Is a Background Check Required to Work from Home?
The answer to this depends on your industry.
Many positions will avoid background checks, especially for lower-level or simple jobs.
However, higher-level positions may require them regardless of where you work.
In addition, you may want to look into the Federal Bonding Program, which helps guarantee employment for felons.
What Is a Background Check?
A job opportunity may require a background check that checks your history, as the name suggests.
Additionally, a potential employer may look at your criminal background, previous employment, education, etc.
In some cases, these can cause complications with finding employment.
How Do I Know What Will Show Up on My Background Check?
A criminal background check will reveal a felony charge or any misdemeanor charges.
It also will show any pending cases or history of adult incarcerations.
There’s a high chance any of these things are present on your background check.
Human resources may contact you over discoveries on your background check, so always be honest in your interviews.
Why Don’t Some Jobs Require Background Checks?
Some employers, such as Home Depot, may purposefully offer felon-friendly jobs.
To do so, they avoid background checks to encourage felons to find employment opportunities.
Other felon-friendly employers also focus on giving a second chance to people that may have made mistakes.
Another reason is that a job is sometimes too simple for the employer to care about.
Do Employers Run Background Checks Before Interviews?
It depends entirely on the employer.
Some will wait until after the first interview so that they don’t let a criminal background affect their opinion of you.
Others may search first so that they know more about you.
The best job opportunity may have no background check, so don’t let it stop you!
Will a Felony Show Up on my Background Check After 10 Years?
Yes. A felony on your record is unlikely ever to go away and is something that will almost definitely show up on background checks for the rest of your life.
Some states may have laws that change this, but generally speaking, a felony stays forever.
Do Internships Run Background Checks?
Some internships will, depending on the position.
But, as a whole, it depends on the employer, work, and many other factors.
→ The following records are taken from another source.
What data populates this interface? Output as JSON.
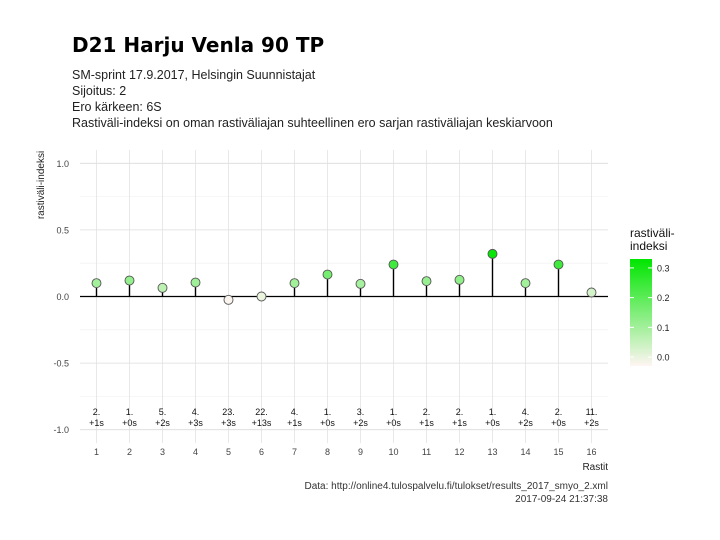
{
  "title": "D21 Harju Venla 90 TP",
  "subtitle_lines": [
    "SM-sprint 17.9.2017, Helsingin Suunnistajat",
    "Sijoitus: 2",
    "Ero kärkeen: 6S",
    "Rastiväli-indeksi on oman rastiväliajan suhteellinen ero sarjan rastiväliajan keskiarvoon"
  ],
  "caption": {
    "source": "Data: http://online4.tulospalvelu.fi/tulokset/results_2017_smyo_2.xml",
    "timestamp": "2017-09-24 21:37:38"
  },
  "chart_data": {
    "type": "lollipop",
    "title": "D21 Harju Venla 90 TP",
    "xlabel": "Rastit",
    "ylabel": "rastiväli-indeksi",
    "x": [
      1,
      2,
      3,
      4,
      5,
      6,
      7,
      8,
      9,
      10,
      11,
      12,
      13,
      14,
      15,
      16
    ],
    "y": [
      0.1,
      0.12,
      0.065,
      0.105,
      -0.025,
      0.0,
      0.1,
      0.165,
      0.095,
      0.24,
      0.115,
      0.125,
      0.32,
      0.1,
      0.24,
      0.03
    ],
    "leg_rank": [
      "2.",
      "1.",
      "5.",
      "4.",
      "23.",
      "22.",
      "4.",
      "1.",
      "3.",
      "1.",
      "2.",
      "2.",
      "1.",
      "4.",
      "2.",
      "11."
    ],
    "leg_diff": [
      "+1s",
      "+0s",
      "+2s",
      "+3s",
      "+3s",
      "+13s",
      "+1s",
      "+0s",
      "+2s",
      "+0s",
      "+1s",
      "+1s",
      "+0s",
      "+2s",
      "+0s",
      "+2s"
    ],
    "xlim": [
      0.5,
      16.5
    ],
    "ylim": [
      -1.0,
      1.0
    ],
    "yticks": [
      1.0,
      0.5,
      0.0,
      -0.5,
      -1.0
    ],
    "ytick_labels": [
      "1.0",
      "0.5",
      "0.0",
      "-0.5",
      "-1.0"
    ],
    "grid": true,
    "legend": {
      "title": "rastiväli-\nindeksi",
      "type": "colorbar",
      "ticks": [
        "0.3",
        "0.2",
        "0.1",
        "0.0"
      ],
      "tick_values": [
        0.3,
        0.2,
        0.1,
        0.0
      ],
      "low_color": "#fff5f3",
      "high_color": "#00e600",
      "range": [
        -0.03,
        0.33
      ],
      "placement": "right"
    }
  }
}
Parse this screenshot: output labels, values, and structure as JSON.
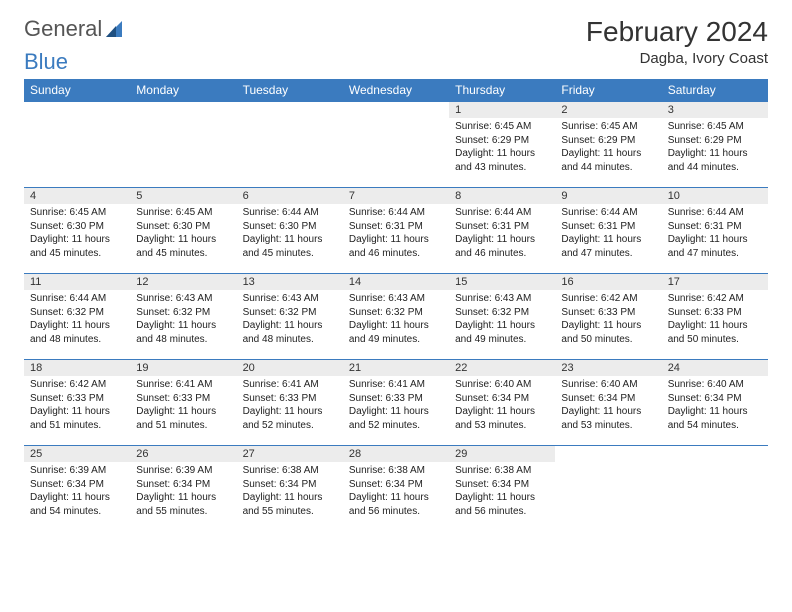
{
  "brand": {
    "part1": "General",
    "part2": "Blue"
  },
  "title": "February 2024",
  "location": "Dagba, Ivory Coast",
  "colors": {
    "accent": "#3b7bbf",
    "header_text": "#ffffff",
    "daynum_bg": "#ececec",
    "page_bg": "#ffffff",
    "text": "#222222"
  },
  "daynames": [
    "Sunday",
    "Monday",
    "Tuesday",
    "Wednesday",
    "Thursday",
    "Friday",
    "Saturday"
  ],
  "weeks": [
    [
      null,
      null,
      null,
      null,
      {
        "n": "1",
        "sr": "Sunrise: 6:45 AM",
        "ss": "Sunset: 6:29 PM",
        "d1": "Daylight: 11 hours",
        "d2": "and 43 minutes."
      },
      {
        "n": "2",
        "sr": "Sunrise: 6:45 AM",
        "ss": "Sunset: 6:29 PM",
        "d1": "Daylight: 11 hours",
        "d2": "and 44 minutes."
      },
      {
        "n": "3",
        "sr": "Sunrise: 6:45 AM",
        "ss": "Sunset: 6:29 PM",
        "d1": "Daylight: 11 hours",
        "d2": "and 44 minutes."
      }
    ],
    [
      {
        "n": "4",
        "sr": "Sunrise: 6:45 AM",
        "ss": "Sunset: 6:30 PM",
        "d1": "Daylight: 11 hours",
        "d2": "and 45 minutes."
      },
      {
        "n": "5",
        "sr": "Sunrise: 6:45 AM",
        "ss": "Sunset: 6:30 PM",
        "d1": "Daylight: 11 hours",
        "d2": "and 45 minutes."
      },
      {
        "n": "6",
        "sr": "Sunrise: 6:44 AM",
        "ss": "Sunset: 6:30 PM",
        "d1": "Daylight: 11 hours",
        "d2": "and 45 minutes."
      },
      {
        "n": "7",
        "sr": "Sunrise: 6:44 AM",
        "ss": "Sunset: 6:31 PM",
        "d1": "Daylight: 11 hours",
        "d2": "and 46 minutes."
      },
      {
        "n": "8",
        "sr": "Sunrise: 6:44 AM",
        "ss": "Sunset: 6:31 PM",
        "d1": "Daylight: 11 hours",
        "d2": "and 46 minutes."
      },
      {
        "n": "9",
        "sr": "Sunrise: 6:44 AM",
        "ss": "Sunset: 6:31 PM",
        "d1": "Daylight: 11 hours",
        "d2": "and 47 minutes."
      },
      {
        "n": "10",
        "sr": "Sunrise: 6:44 AM",
        "ss": "Sunset: 6:31 PM",
        "d1": "Daylight: 11 hours",
        "d2": "and 47 minutes."
      }
    ],
    [
      {
        "n": "11",
        "sr": "Sunrise: 6:44 AM",
        "ss": "Sunset: 6:32 PM",
        "d1": "Daylight: 11 hours",
        "d2": "and 48 minutes."
      },
      {
        "n": "12",
        "sr": "Sunrise: 6:43 AM",
        "ss": "Sunset: 6:32 PM",
        "d1": "Daylight: 11 hours",
        "d2": "and 48 minutes."
      },
      {
        "n": "13",
        "sr": "Sunrise: 6:43 AM",
        "ss": "Sunset: 6:32 PM",
        "d1": "Daylight: 11 hours",
        "d2": "and 48 minutes."
      },
      {
        "n": "14",
        "sr": "Sunrise: 6:43 AM",
        "ss": "Sunset: 6:32 PM",
        "d1": "Daylight: 11 hours",
        "d2": "and 49 minutes."
      },
      {
        "n": "15",
        "sr": "Sunrise: 6:43 AM",
        "ss": "Sunset: 6:32 PM",
        "d1": "Daylight: 11 hours",
        "d2": "and 49 minutes."
      },
      {
        "n": "16",
        "sr": "Sunrise: 6:42 AM",
        "ss": "Sunset: 6:33 PM",
        "d1": "Daylight: 11 hours",
        "d2": "and 50 minutes."
      },
      {
        "n": "17",
        "sr": "Sunrise: 6:42 AM",
        "ss": "Sunset: 6:33 PM",
        "d1": "Daylight: 11 hours",
        "d2": "and 50 minutes."
      }
    ],
    [
      {
        "n": "18",
        "sr": "Sunrise: 6:42 AM",
        "ss": "Sunset: 6:33 PM",
        "d1": "Daylight: 11 hours",
        "d2": "and 51 minutes."
      },
      {
        "n": "19",
        "sr": "Sunrise: 6:41 AM",
        "ss": "Sunset: 6:33 PM",
        "d1": "Daylight: 11 hours",
        "d2": "and 51 minutes."
      },
      {
        "n": "20",
        "sr": "Sunrise: 6:41 AM",
        "ss": "Sunset: 6:33 PM",
        "d1": "Daylight: 11 hours",
        "d2": "and 52 minutes."
      },
      {
        "n": "21",
        "sr": "Sunrise: 6:41 AM",
        "ss": "Sunset: 6:33 PM",
        "d1": "Daylight: 11 hours",
        "d2": "and 52 minutes."
      },
      {
        "n": "22",
        "sr": "Sunrise: 6:40 AM",
        "ss": "Sunset: 6:34 PM",
        "d1": "Daylight: 11 hours",
        "d2": "and 53 minutes."
      },
      {
        "n": "23",
        "sr": "Sunrise: 6:40 AM",
        "ss": "Sunset: 6:34 PM",
        "d1": "Daylight: 11 hours",
        "d2": "and 53 minutes."
      },
      {
        "n": "24",
        "sr": "Sunrise: 6:40 AM",
        "ss": "Sunset: 6:34 PM",
        "d1": "Daylight: 11 hours",
        "d2": "and 54 minutes."
      }
    ],
    [
      {
        "n": "25",
        "sr": "Sunrise: 6:39 AM",
        "ss": "Sunset: 6:34 PM",
        "d1": "Daylight: 11 hours",
        "d2": "and 54 minutes."
      },
      {
        "n": "26",
        "sr": "Sunrise: 6:39 AM",
        "ss": "Sunset: 6:34 PM",
        "d1": "Daylight: 11 hours",
        "d2": "and 55 minutes."
      },
      {
        "n": "27",
        "sr": "Sunrise: 6:38 AM",
        "ss": "Sunset: 6:34 PM",
        "d1": "Daylight: 11 hours",
        "d2": "and 55 minutes."
      },
      {
        "n": "28",
        "sr": "Sunrise: 6:38 AM",
        "ss": "Sunset: 6:34 PM",
        "d1": "Daylight: 11 hours",
        "d2": "and 56 minutes."
      },
      {
        "n": "29",
        "sr": "Sunrise: 6:38 AM",
        "ss": "Sunset: 6:34 PM",
        "d1": "Daylight: 11 hours",
        "d2": "and 56 minutes."
      },
      null,
      null
    ]
  ]
}
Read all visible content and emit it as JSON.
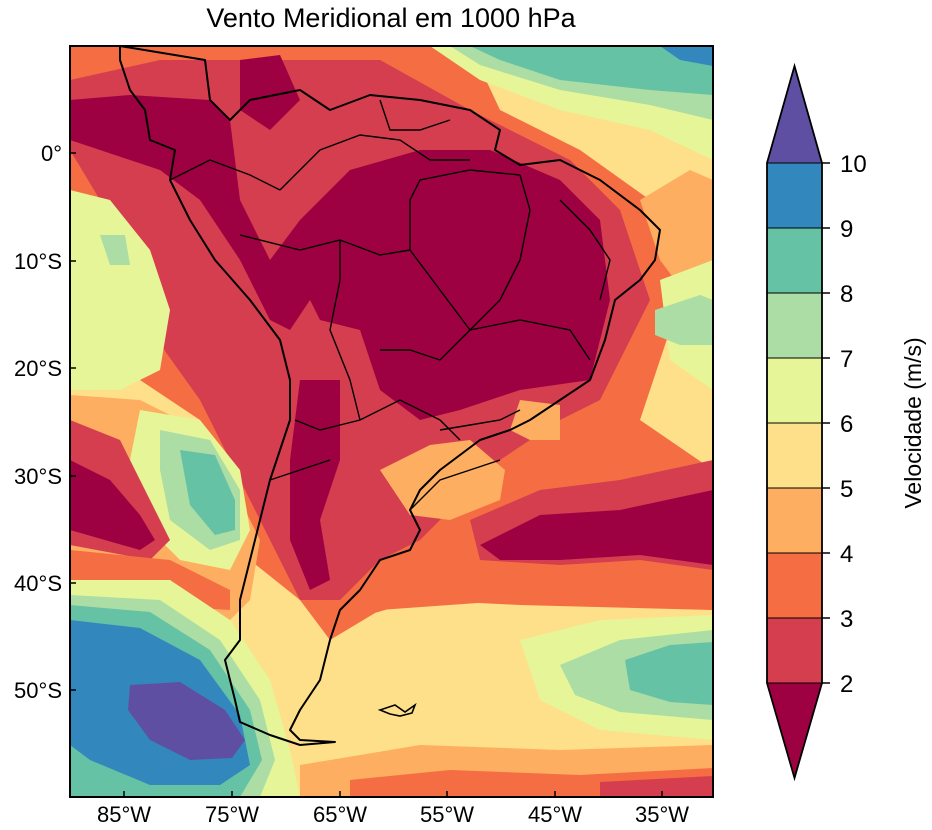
{
  "title": "Vento Meridional em 1000 hPa",
  "lat_ticks": [
    "0°",
    "10°S",
    "20°S",
    "30°S",
    "40°S",
    "50°S"
  ],
  "lon_ticks": [
    "85°W",
    "75°W",
    "65°W",
    "55°W",
    "45°W",
    "35°W"
  ],
  "colorbar": {
    "label": "Velocidade (m/s)",
    "ticks": [
      "2",
      "3",
      "4",
      "5",
      "6",
      "7",
      "8",
      "9",
      "10"
    ],
    "colors": [
      "#9e0142",
      "#d53e4f",
      "#f46d43",
      "#fdae61",
      "#fee08b",
      "#e6f598",
      "#abdda4",
      "#66c2a5",
      "#3288bd",
      "#5e4fa2"
    ]
  }
}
Here are some questions regarding application specifics for felons.
Should I Disclose My Felonies on an Application?
It’s best to disclose this information right away in case you run into an employer that discriminates against you for your criminal history.
That way, you don’t waste time getting your hopes up on a job that would never accept you from the start.
Can I Get a Job With a Sexual or Violent Felony Offence?
Yes, though this can affect what positions for which you are eligible.
Some laws stop felons with certain felonies from working in specific fields.
For example, a sexual offender may not be allowed near children, a violent criminal banned from firearms, etc.
Finding employment from home as a felon is nerve-wracking, but your felony won’t make it any more difficult for you.
So do your best to keep your head up and look for great opportunities in your search.